また、このようなメディアの弊害は、ごく一部の影響を受けやすい個々の子どもの問題ではないのです。特に象徴機能が未熟な2 歳以下の子どもや、発達に問題のある子どものテレビ画面への早期接触や長時間化は、親子が顔をあわせ一緒に遊ぶ時間を奪い、言葉や心の発達を妨げてしまいます。

 メディアの内容についても問題点が指摘されています。メディアで流される情報は成長期の子どもに直接的な影響をもたらします。幼児期からの暴力映像への長時間接触が、後年の暴力的行動や事件に関係していることは、すでに明らかにされている事実です。メディアによって与えられる情報の質、その影響を問う必要があります。その一方でメディアを活用し、批判的な見方を含めて読み解く力(メディアリテラシー)を育てることが重要だとされています 。(大部分を「『子どもとメディア』の問題に対する提言」より引用しています)

 また、東北大学未来科学技術共同センターの川島隆太教授による最新の脳科学のデータをもとにした、とても興味深い調査もあります。
 「人間らしい心」、すなわち、深く考えたり、「やってはいけないことはしない」といった行動の抑制や、顔の表情、ジェスチャー、声の抑揚などから、相手の気持ちを読み取ったり、相手を思いやったりするのは、脳の中の「前頭前野」と呼ばれる部分の働きによるものだということがわかっています。川島教授はFunctionMRIという日本に数台しかない装置や、光トポグラフィーなどの装置を使って、その前頭前野がどんなときに活発に動くのかというのを研究されている方です。

 これまで脳科学の常識では「テレビやゲームは脳を刺激し、活性化する」と考えられてきたのですが、川島教授の研究で、ゲーム(いろんな種類があるので一概には言えないが)をしている時は、「視覚情報処理に関わる領域」と「「運動領域」に強い活性化が認められるものの、「前頭前野はほとんど働いていない」こと、さらには「右脳の前頭前野の血流は、逆に低下してしまう傾向にある」ことが発見されました。同様に、マンガを読んでいる時、携帯でメールを作成している時にも、右脳の前頭前野の活動低下が見られたそうで、成人を用いた実験では、前頭前野の血流低下はマッサージなどによって、「気持ちが良い、癒される感覚」が得られた時にも見られたのだそうです。ということは、つまり、ゲームやテレビ、マンガ、携帯メールには、「脳を積極的に働かせる作用」は無く、逆に「脳を休息させる作用」があることがわかったのです。他の筋肉と同じで「鍛えたら、少し休ませることも必要」と考えれば、勉強して脳を使った後に、多少ゲームをするぐらいなら脳の休息になって良いとも考えられなくもありません。

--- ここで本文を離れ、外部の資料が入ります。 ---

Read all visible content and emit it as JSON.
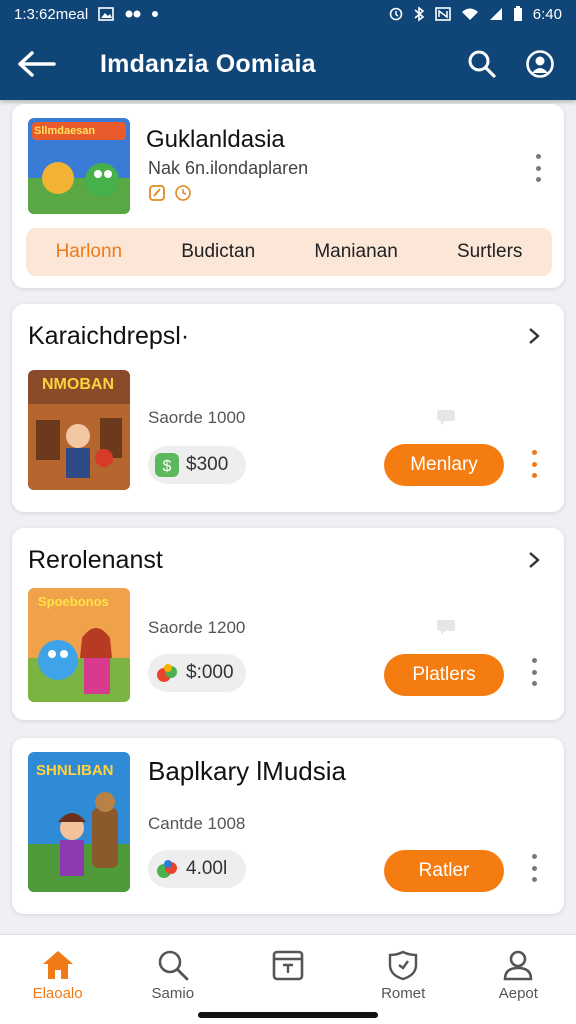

 しかし、このことは、「前頭前野が急激に成長する乳幼児期(0〜2,3歳)にテレビやゲームばかりで前頭前野に刺激が与えられないと、脳は正常に発達しないのではないか」という推測も当然生まれます。「テレビ等のメディア接触が、乳児期からという早期接触の子、あるいは長時間接触の子に、いわゆる、キレる、荒れるなど自己抑制力の弱い子が多い」というデータもうなずける気がします。行動を抑制する前頭前野がきちんと育っていないのかもしれません。

 さらに川島教授は、どんなときに前頭前野が活性化するのかという実験も重ねた結果、「声を出して文章を読む(音読)」「文章を書く」「簡単な計算をする」といった、ごく当たり前の学習がとても効果的であることを発見し、その「読み、書き、計算」を行い、「前頭前野を活性化させることで、前頭前野の他の機能も高めることができる」という驚くべき実験結果も示していました。
ただ、この川島教授も、「子どもたちの心身の成長に最も大切なのは勉強でも何でもなくて、親子のふれあい(コミュニケーション)だ」と強調されています。

 これらのことについては、もう少し詳しく勉強してお伝えしていきたいと考えています。